A los colombianos lo que nos gusta es el bochinche. Somos un país bochinchero. Acaba de formarse uno –el más reciente, pero no el último– por cuenta de unas pancartas que un grupo de jóvenes –supongo– ha instalado en algunas calles de Bogotá con el único propósito de que todo el que quiera le lance tomates a los rostros del procurador general, Alejandro Ordóñez, y del presidente del Senado, Roy Barreras, quienes han sido encarnizados opositores al matrimonio igualitario, iniciativa que acaba de hundir el Senado de la República. Los dos han sido blanco de tomatazos por partes iguales. De modo que en eso también están empatados.

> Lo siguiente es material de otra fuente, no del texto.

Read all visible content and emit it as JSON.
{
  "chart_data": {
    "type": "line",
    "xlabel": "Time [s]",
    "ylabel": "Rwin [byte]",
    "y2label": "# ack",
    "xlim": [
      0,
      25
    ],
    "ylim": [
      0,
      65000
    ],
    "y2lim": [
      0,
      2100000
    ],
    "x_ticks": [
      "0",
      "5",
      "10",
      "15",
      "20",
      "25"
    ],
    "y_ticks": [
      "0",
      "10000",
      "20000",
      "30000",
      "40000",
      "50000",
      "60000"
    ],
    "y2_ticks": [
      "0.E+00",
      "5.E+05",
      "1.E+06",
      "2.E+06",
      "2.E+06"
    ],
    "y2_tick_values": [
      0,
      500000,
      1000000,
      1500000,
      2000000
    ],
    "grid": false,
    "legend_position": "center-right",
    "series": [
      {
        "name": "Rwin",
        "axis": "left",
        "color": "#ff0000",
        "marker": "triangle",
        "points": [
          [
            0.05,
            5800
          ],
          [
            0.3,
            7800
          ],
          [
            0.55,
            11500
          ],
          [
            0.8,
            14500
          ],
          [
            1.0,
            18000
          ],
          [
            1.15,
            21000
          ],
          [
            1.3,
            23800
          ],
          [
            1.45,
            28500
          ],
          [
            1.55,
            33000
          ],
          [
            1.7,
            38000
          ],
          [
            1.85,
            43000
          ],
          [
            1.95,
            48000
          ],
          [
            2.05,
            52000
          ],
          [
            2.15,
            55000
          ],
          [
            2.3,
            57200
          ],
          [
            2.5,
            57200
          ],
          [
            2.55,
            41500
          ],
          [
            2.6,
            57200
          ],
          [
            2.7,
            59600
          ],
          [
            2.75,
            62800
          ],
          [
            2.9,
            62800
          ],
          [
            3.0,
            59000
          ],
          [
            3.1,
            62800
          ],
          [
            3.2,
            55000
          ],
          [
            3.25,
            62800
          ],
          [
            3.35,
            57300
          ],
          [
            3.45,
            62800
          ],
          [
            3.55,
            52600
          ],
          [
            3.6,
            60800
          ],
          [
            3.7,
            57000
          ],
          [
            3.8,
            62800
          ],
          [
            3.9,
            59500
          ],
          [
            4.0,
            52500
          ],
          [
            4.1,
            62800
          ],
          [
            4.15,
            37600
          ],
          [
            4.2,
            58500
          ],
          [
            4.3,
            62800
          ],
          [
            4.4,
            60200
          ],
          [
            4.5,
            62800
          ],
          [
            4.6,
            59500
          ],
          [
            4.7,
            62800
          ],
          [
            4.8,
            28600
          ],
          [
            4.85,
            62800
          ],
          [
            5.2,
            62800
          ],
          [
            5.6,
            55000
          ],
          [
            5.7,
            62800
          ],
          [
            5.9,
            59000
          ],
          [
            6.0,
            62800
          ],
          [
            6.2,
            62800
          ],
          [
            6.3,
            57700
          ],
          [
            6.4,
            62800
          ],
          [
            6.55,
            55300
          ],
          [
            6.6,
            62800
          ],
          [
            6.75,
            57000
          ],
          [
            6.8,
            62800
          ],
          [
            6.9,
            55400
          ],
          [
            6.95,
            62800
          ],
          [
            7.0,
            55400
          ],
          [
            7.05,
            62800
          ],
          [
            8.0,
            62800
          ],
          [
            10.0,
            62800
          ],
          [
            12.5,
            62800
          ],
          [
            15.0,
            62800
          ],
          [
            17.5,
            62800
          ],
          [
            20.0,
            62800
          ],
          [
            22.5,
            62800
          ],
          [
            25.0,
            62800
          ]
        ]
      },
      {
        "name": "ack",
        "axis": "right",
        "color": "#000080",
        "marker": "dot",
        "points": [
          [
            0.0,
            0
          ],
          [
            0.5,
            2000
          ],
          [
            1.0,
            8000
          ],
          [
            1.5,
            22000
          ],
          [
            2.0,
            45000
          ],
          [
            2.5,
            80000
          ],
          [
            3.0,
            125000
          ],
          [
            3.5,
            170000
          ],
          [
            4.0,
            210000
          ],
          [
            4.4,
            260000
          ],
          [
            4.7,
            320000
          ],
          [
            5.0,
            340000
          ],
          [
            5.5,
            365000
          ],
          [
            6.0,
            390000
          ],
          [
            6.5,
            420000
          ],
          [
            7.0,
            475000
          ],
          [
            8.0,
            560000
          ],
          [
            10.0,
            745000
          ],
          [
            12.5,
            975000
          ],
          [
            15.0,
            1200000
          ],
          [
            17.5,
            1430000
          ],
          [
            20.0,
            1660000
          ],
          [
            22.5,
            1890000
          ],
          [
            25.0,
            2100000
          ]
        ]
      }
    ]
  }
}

Pero resulta, sin embargo, que hay un grupo de colombianos que cree que levantar a tomatazos unas fotografías de personajes de la vida pública nacional es un acto poco menos que terrorista y que por tal razón deben ser llevados a la picota pública para que paguen por su atrevimiento. De inmediato los bochincheros de oficio se sumaron a las voces de rechazo a “acción criminal” y se han encargado de meterle candela al episodio, como si se tratara de un asunto de Estado que compromete la suerte misma de la Nación.
La verdad es que este nuevo bochinche no debería dar para tanto escándalo. En Europa le tiran tomates todos los días no a las vallas, como está ocurriendo en el parque de Lourdes de Bogotá, sino a los funcionarios públicos, entre ellos ministros y parlamentarios, quienes no solo tienen que aguantarse el tomatazo, sino que deben poner la cara para explicar sus actuaciones.
Pero no solo en Europa los funcionarios públicos son víctimas de los llamados indignados. Aquí en Colombia a José Obdulio Gaviria, entonces asesor del presidente Álvaro Uribe Vélez, le reventaron un huevo crudo en la testa y uno de los que participó en ese “acto terrorista”, el joven Camilo Romero, es hoy senador de la República. No faltó en esa oportunidad quien dijera que cómo era posible que en país con tantos hambrientos hubiera personas derrochando huevos que bien podrían servir para alimentar a miles de niños desnutridos.
El asunto es que nos estamos volviendo un país sin sentido del humor, aburridísimo y trascendental. No hay espacio para la parodia política, tanto que hasta la quieren censurar. No hay lugar para el “mamagallismo”, tan propio de los hombres y mujeres del Caribe. Si no somos capaces de burlarnos de nosotros mismos, todos vamos a terminar rumiando amarguras y con el ceño fruncido.
Si un grupo de personas decide lanzarles tomates a unas vallas donde aparecen los rostros del Procurador Alejandro Ordóñez y el senador Barreras, pues que les lancen tomates hasta que se cansen. O hasta que se les acaben los tomates. ¿Cuál es el pecado? Estoy seguro de que tanto el Procurador como el Presidente del Senado prefieren los tomates a un puño. Que se desahoguen los jóvenes -y los viejos también, por supuesto- lanzándoles tomates a quienes consideran unos funcionarios insoportables y aburridos.
Al ver tanto corrupto suelto por las calles uno se pregunta si no es hora ya de que, por lo menos, les permitan a los “indignados” arrojarles tomates a quienes ellos consideran los culpables de sus males.
Es más, propongo que en las plazas públicas del país se exhiban dummies de tamaño natural de los personajes menos queridos para que todos los que quieran se peguen una pasadita por la plaza con una bolsa de tomates y desahoguen su furia tirándoselos a las inanes figuras.
El ejercicio cumpliría tres funciones muy importantes: por una parte serviría para que los indignados desahogaran su furia, por otra permitiría enviarles un mensaje contundente a aquellas personas que no están siendo apreciadas por la comunidad y por el otro –no menos importante- contribuiría a la venta de tomates en todo el país. Y a juzgar por el número de funcionarios públicos mal queridos de Colombia, no descartaría que a la vuelta de unos años tuviéramos que cubrir desde los medios de comunicación, y a falta de café, la bonanza de tomates.